You can’t turn on the news, read a newspaper, or listen to any podcasts or radio without hearing about inflation, its impact on consumers and businesses, and the pending rise in interest rates across all industries. Similar to other central banks like the U.S. Federal Reserve, the Bank of England, and the European Central Bank – the Bank of Canada has a primary charter to keep the Canadian economy operating at optimal efficiency and mitigate risks that present challenges to the economy.
Today, the primary threat to the health of the global economy is inflation. In January, the Canadian consumer price index surged 5.1% ‒ more than economists expected.

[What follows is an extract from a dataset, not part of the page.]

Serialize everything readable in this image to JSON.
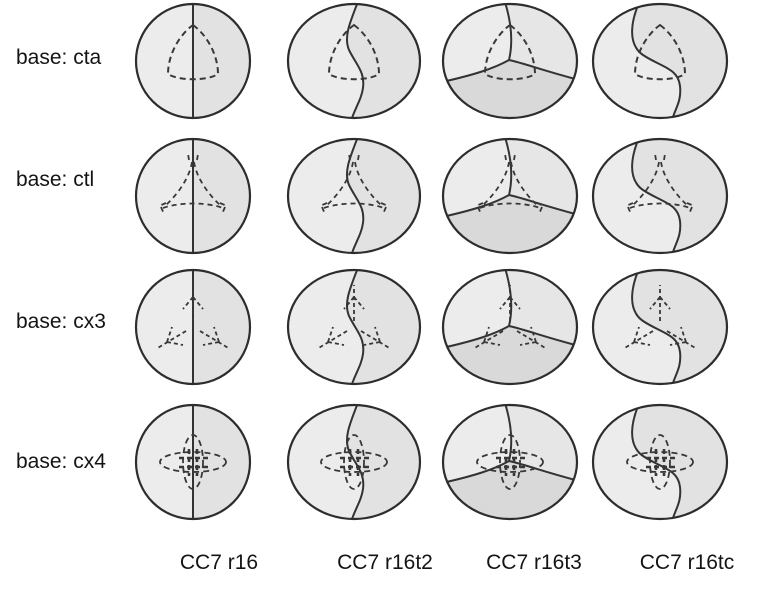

When prices surge for too long it has a negative impact on consumers and businesses through the erosion of purchasing power, additional inflation, currency devaluation, and ultimately an increase in borrowing costs. Along with the U.S. Federal Reserve, the Bank of Canada has limited tools to impact the economy with interest rates being their primary driver for change. We observed the power of interest rate changes most recently at the onset of the pandemic when we saw rates lowered to combat a potential recession. Since then, we have benefitted from a low-rate environment and central banks have made clear their intention is to again use incremental rate changes to combat inflation.
So, what does all this mean for office equipment dealers, manufacturers, lessors, and our joint customers? It means for a period of time we will all see the downstream impact of the rate increases.